LESSON FIVE: Writing Simple Directions in Sequential Order
Students write simple directions for making or doing something.
GRADE-LEVEL EXPECTATIONS ADDRESSED
R3C Develop and apply skills and strategies to comprehend, analyze and evaluate nonfiction from a variety of cultures and times: Text elements
W3E Write effectively in various forms and types of writing: Audience and purpose
§ Sources of Literature
o Sentence strips/index cards
o Chart paper
o Nonfiction texts such as New, Weekly Reader, or Time for Kids
§ Handouts provided
§ Words to know
Students write simple directions on sentence strips, putting each step on a separate strip. The teacher collects and distributes to different students so that no one has their own set.
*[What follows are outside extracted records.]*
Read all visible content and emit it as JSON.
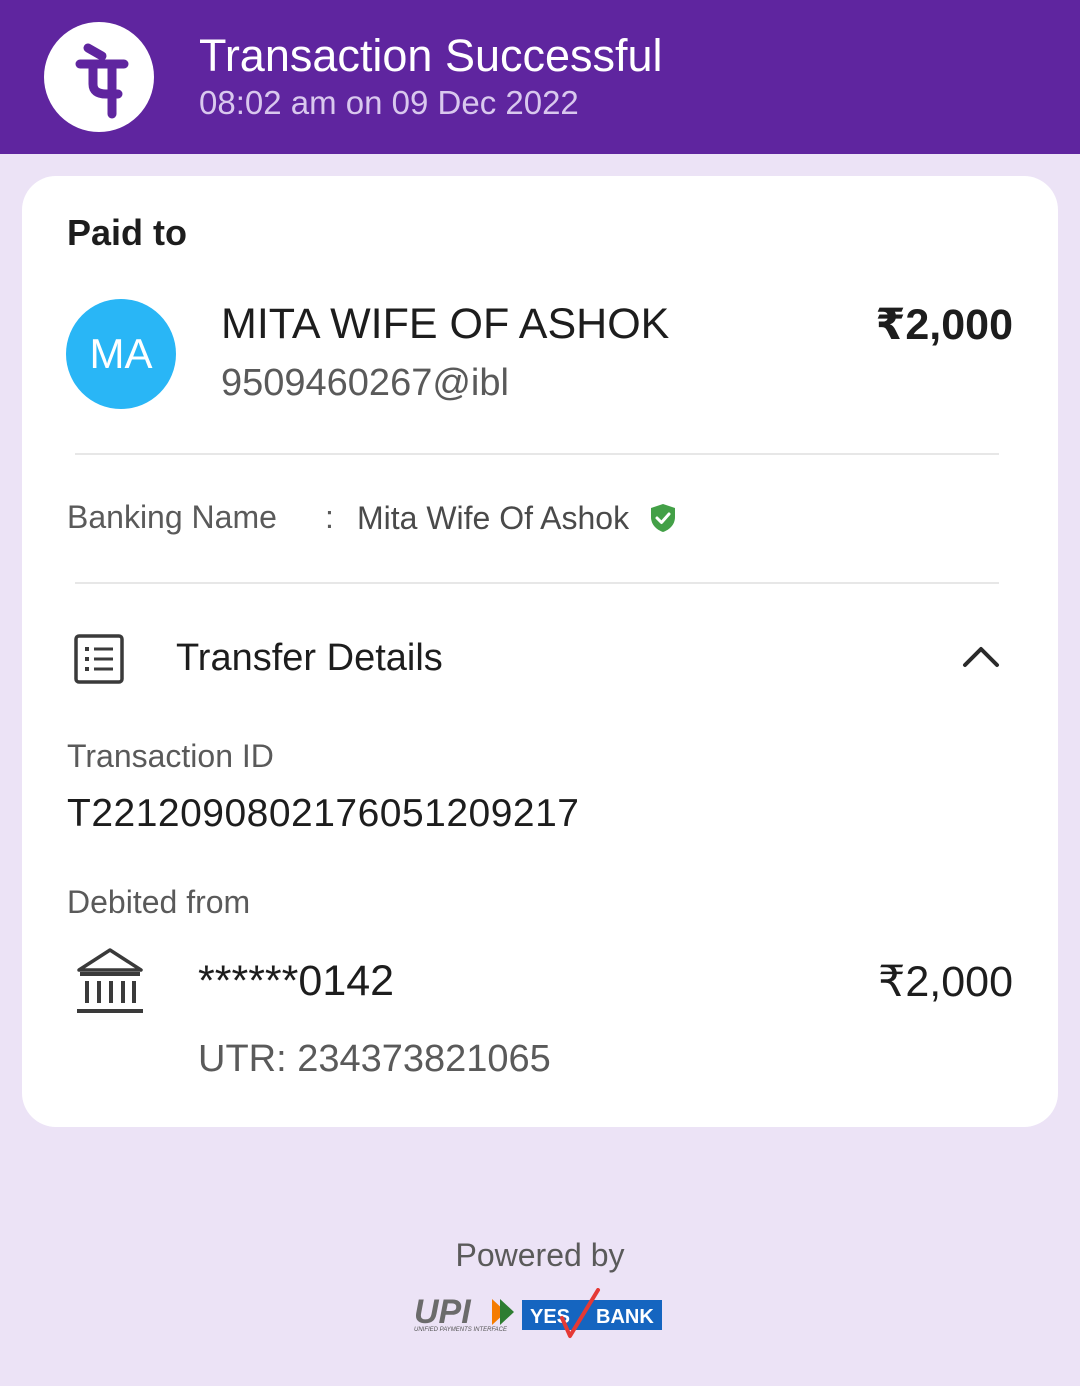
{
  "header": {
    "title": "Transaction Successful",
    "timestamp": "08:02 am on 09 Dec 2022",
    "logo_icon": "phonepe-logo-icon",
    "background_color": "#5f259f"
  },
  "payment": {
    "paid_to_label": "Paid to",
    "avatar_initials": "MA",
    "avatar_color": "#29b6f6",
    "payee_name": "MITA WIFE OF ASHOK",
    "payee_upi": "9509460267@ibl",
    "amount": "₹2,000"
  },
  "banking_name": {
    "label": "Banking Name",
    "separator": ":",
    "value": "Mita Wife Of Ashok",
    "verified_icon": "verified-shield-icon",
    "verified_color": "#43a047"
  },
  "transfer_details": {
    "title": "Transfer Details",
    "icon": "receipt-list-icon",
    "toggle_icon": "chevron-up-icon",
    "transaction_id_label": "Transaction ID",
    "transaction_id": "T2212090802176051209217",
    "debited_from_label": "Debited from",
    "bank_icon": "bank-icon",
    "account_masked": "******0142",
    "debited_amount": "₹2,000",
    "utr": "UTR: 234373821065"
  },
  "footer": {
    "powered_by": "Powered by",
    "upi_logo_text": "UPI",
    "upi_tagline": "UNIFIED PAYMENTS INTERFACE",
    "bank_logo_yes": "YES",
    "bank_logo_bank": "BANK"
  }
}
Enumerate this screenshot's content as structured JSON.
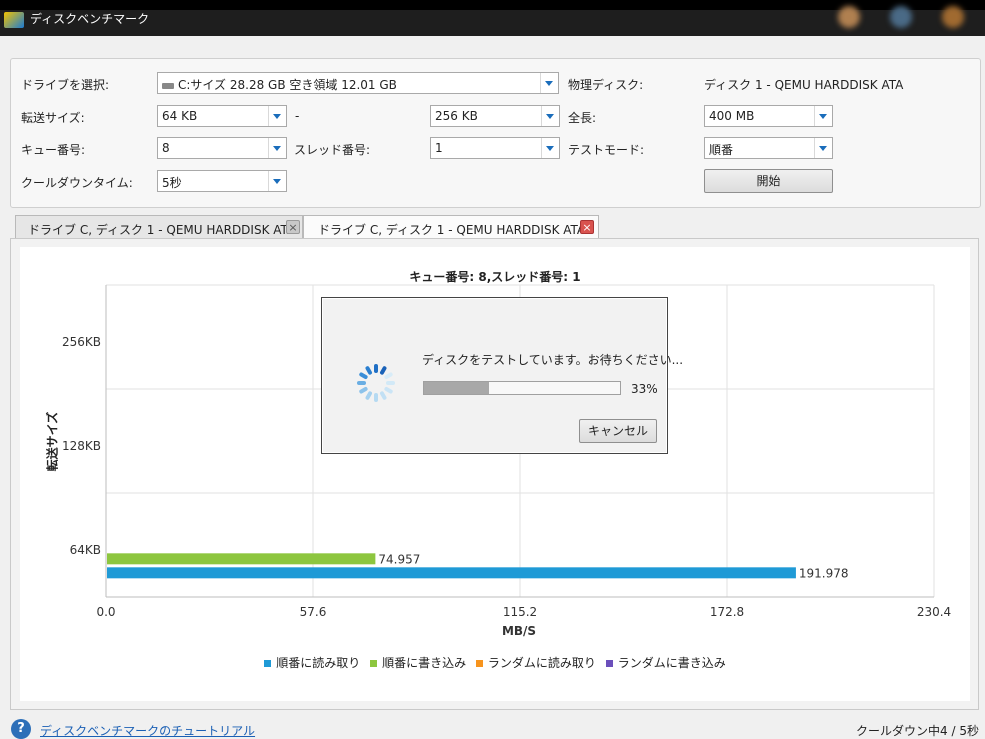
{
  "window": {
    "title": "ディスクベンチマーク"
  },
  "settings": {
    "drive_label": "ドライブを選択:",
    "drive_value": "C:サイズ 28.28 GB 空き領域 12.01 GB",
    "physical_label": "物理ディスク:",
    "physical_value": "ディスク 1 - QEMU HARDDISK ATA",
    "transfer_label": "転送サイズ:",
    "transfer_from": "64 KB",
    "transfer_dash": "-",
    "transfer_to": "256 KB",
    "length_label": "全長:",
    "length_value": "400 MB",
    "queue_label": "キュー番号:",
    "queue_value": "8",
    "thread_label": "スレッド番号:",
    "thread_value": "1",
    "mode_label": "テストモード:",
    "mode_value": "順番",
    "cooldown_label": "クールダウンタイム:",
    "cooldown_value": "5秒",
    "start_button": "開始"
  },
  "tabs": [
    {
      "label": "ドライブ C, ディスク 1 - QEMU HARDDISK ATA"
    },
    {
      "label": "ドライブ C, ディスク 1 - QEMU HARDDISK ATA"
    }
  ],
  "dialog": {
    "message": "ディスクをテストしています。お待ちください...",
    "progress": 0.33,
    "progress_text": "33%",
    "cancel_button": "キャンセル"
  },
  "chart_data": {
    "type": "bar",
    "orientation": "horizontal",
    "title": "キュー番号: 8,スレッド番号: 1",
    "xlabel": "MB/S",
    "ylabel": "転送サイズ",
    "xlim": [
      0.0,
      230.4
    ],
    "x_ticks": [
      "0.0",
      "57.6",
      "115.2",
      "172.8",
      "230.4"
    ],
    "categories": [
      "64KB",
      "128KB",
      "256KB"
    ],
    "grid": true,
    "legend_position": "bottom",
    "series": [
      {
        "name": "順番に読み取り",
        "color": "#1f9ad6",
        "values": [
          191.978,
          null,
          null
        ],
        "labels": [
          "191.978",
          "",
          ""
        ]
      },
      {
        "name": "順番に書き込み",
        "color": "#8dc63f",
        "values": [
          74.957,
          null,
          null
        ],
        "labels": [
          "74.957",
          "",
          ""
        ]
      },
      {
        "name": "ランダムに読み取り",
        "color": "#f7941d",
        "values": [
          null,
          null,
          null
        ],
        "labels": [
          "",
          "",
          ""
        ]
      },
      {
        "name": "ランダムに書き込み",
        "color": "#6b4fbb",
        "values": [
          null,
          null,
          null
        ],
        "labels": [
          "",
          "",
          ""
        ]
      }
    ]
  },
  "footer": {
    "help_icon": "question-icon",
    "help_text": "?",
    "tutorial_link": "ディスクベンチマークのチュートリアル",
    "status": "クールダウン中4 / 5秒"
  }
}
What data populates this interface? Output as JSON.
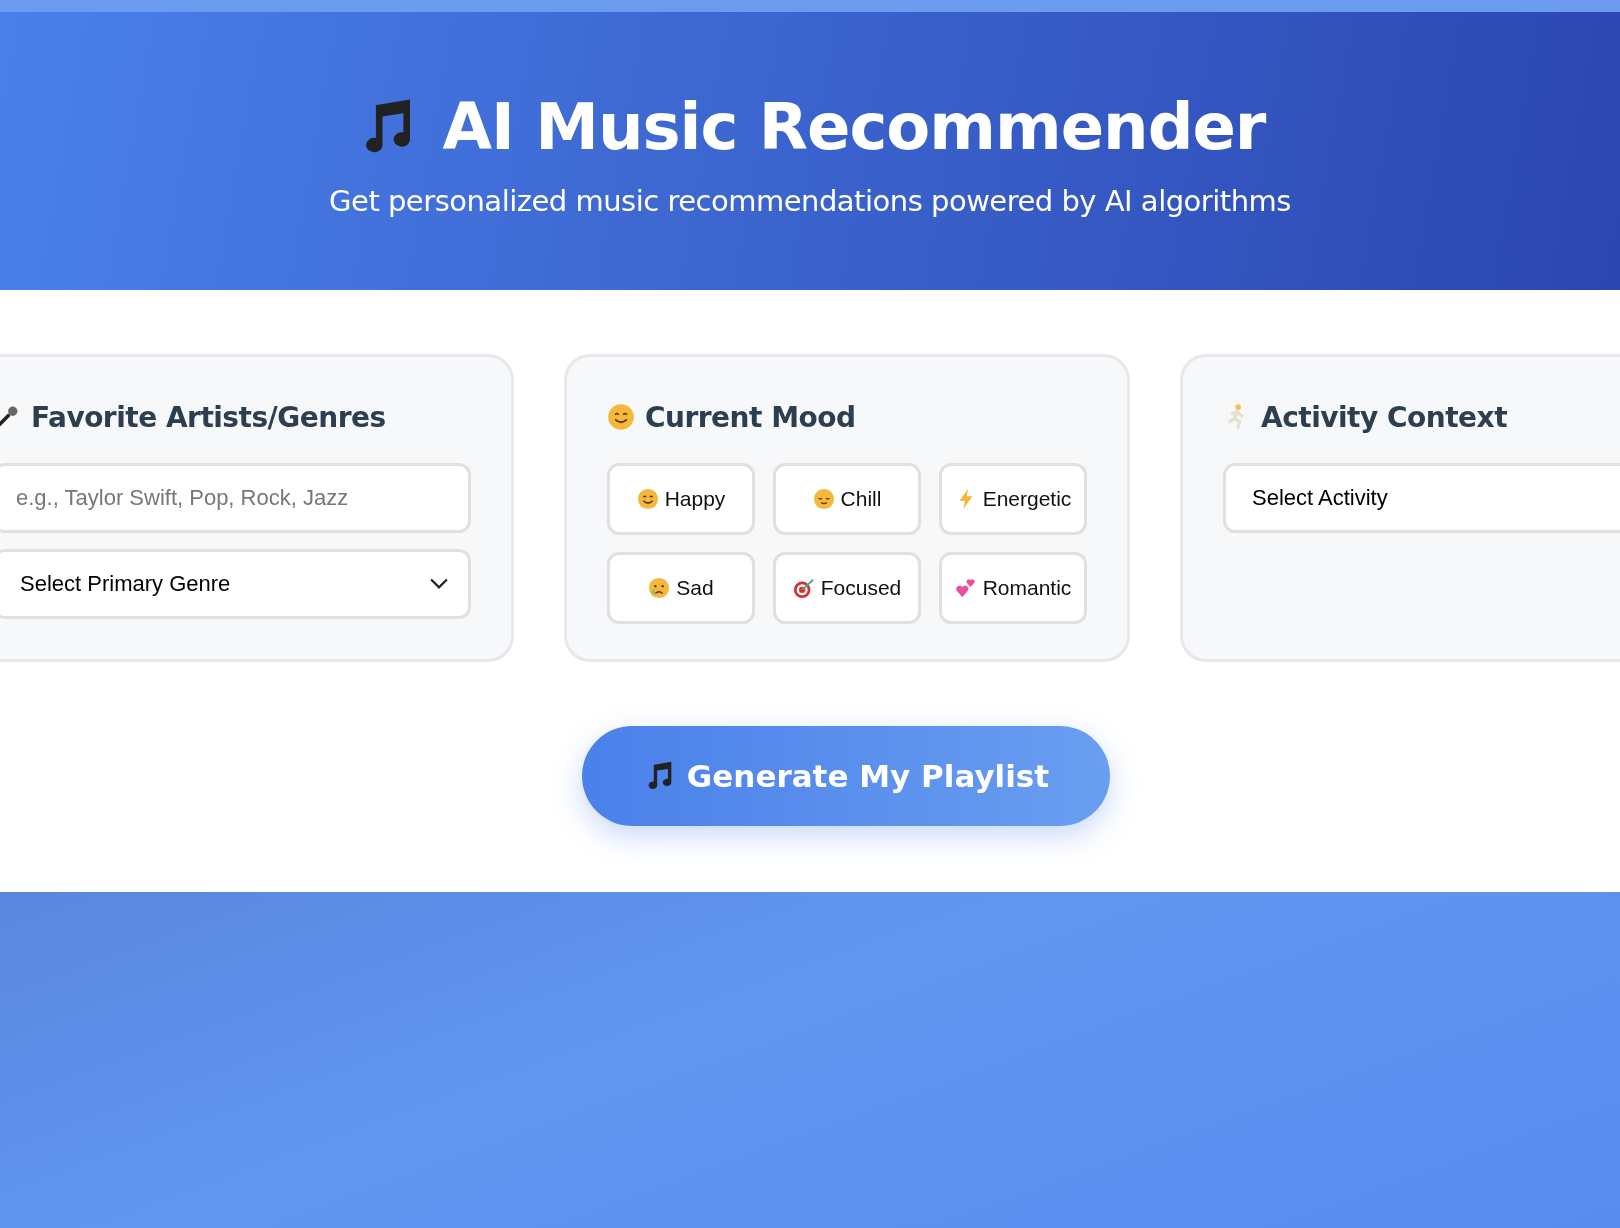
{
  "header": {
    "title": "AI Music Recommender",
    "subtitle": "Get personalized music recommendations powered by AI algorithms"
  },
  "cards": [
    {
      "kind": "artists",
      "title": "Favorite Artists/Genres",
      "input": {
        "placeholder": "e.g., Taylor Swift, Pop, Rock, Jazz"
      },
      "select": {
        "value": "Select Primary Genre"
      }
    },
    {
      "kind": "mood",
      "title": "Current Mood",
      "moods": [
        {
          "label": "Happy",
          "selected": false
        },
        {
          "label": "Chill",
          "selected": false
        },
        {
          "label": "Energetic",
          "selected": false
        },
        {
          "label": "Sad",
          "selected": false
        },
        {
          "label": "Focused",
          "selected": false
        },
        {
          "label": "Romantic",
          "selected": false
        }
      ]
    },
    {
      "kind": "activity",
      "title": "Activity Context",
      "select": {
        "value": "Select Activity"
      }
    }
  ],
  "generate_button": "Generate My Playlist"
}
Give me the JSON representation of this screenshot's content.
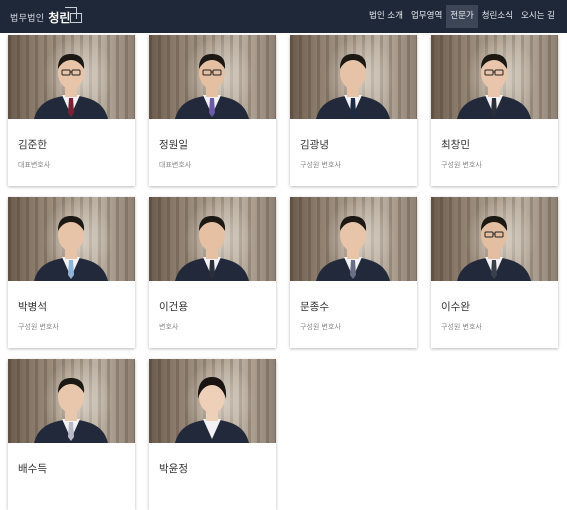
{
  "header": {
    "logo_sub": "법무법인",
    "logo_main": "청린",
    "menu": [
      {
        "label": "법인 소개"
      },
      {
        "label": "업무영역"
      },
      {
        "label": "전문가"
      },
      {
        "label": "청린소식"
      },
      {
        "label": "오시는 길"
      }
    ]
  },
  "lawyers": [
    {
      "name": "김준한",
      "role": "대표변호사"
    },
    {
      "name": "정원일",
      "role": "대표변호사"
    },
    {
      "name": "김광녕",
      "role": "구성원 변호사"
    },
    {
      "name": "최창민",
      "role": "구성원 변호사"
    },
    {
      "name": "박병석",
      "role": "구성원 변호사"
    },
    {
      "name": "이건용",
      "role": "변호사"
    },
    {
      "name": "문종수",
      "role": "구성원 변호사"
    },
    {
      "name": "이수완",
      "role": "구성원 변호사"
    },
    {
      "name": "배수득",
      "role": ""
    },
    {
      "name": "박윤정",
      "role": ""
    }
  ],
  "colors": {
    "navbar": "#1f2838",
    "menu_active": "#3c4656",
    "suit": "#22293a"
  }
}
Students number the sentences in the set they receive in the correct order.
1. Tell students you have a video on bartering and another teacher has a book that you want to read to the class. Ask, “What can we do to get the book?”
What is wrong with these steps? (Answer: They are out of order.)
Would it be better if I had told you these steps in a different order? Explain. (Answer: It is easier to remember and understand when steps/events are listed in the order they occur.)
How could you improve this passage so it is easier to remember/understand? (Answer: Put events/steps in sequence.)
2. Read passage from text or other nonfiction source with sequence out of order. After discussion of how this was hard to understand, reread passage the way it was originally written.
Select a passage or article that has obvious sequence of events. Might want to talk about use of transitional words: first, next, and, then. Make sure students do not number the steps/events on their strips/cards. Save these sentence strips as they will be used in the formative evaluation.
3. As a class, write directions for wrapping a present, using three steps. Record steps on chart paper or board.
4. Students write directions for __________________.
Example: Write three-step directions for feeding your pet.
Write one step/event on each card/sentence strip.
Students may select their own topics.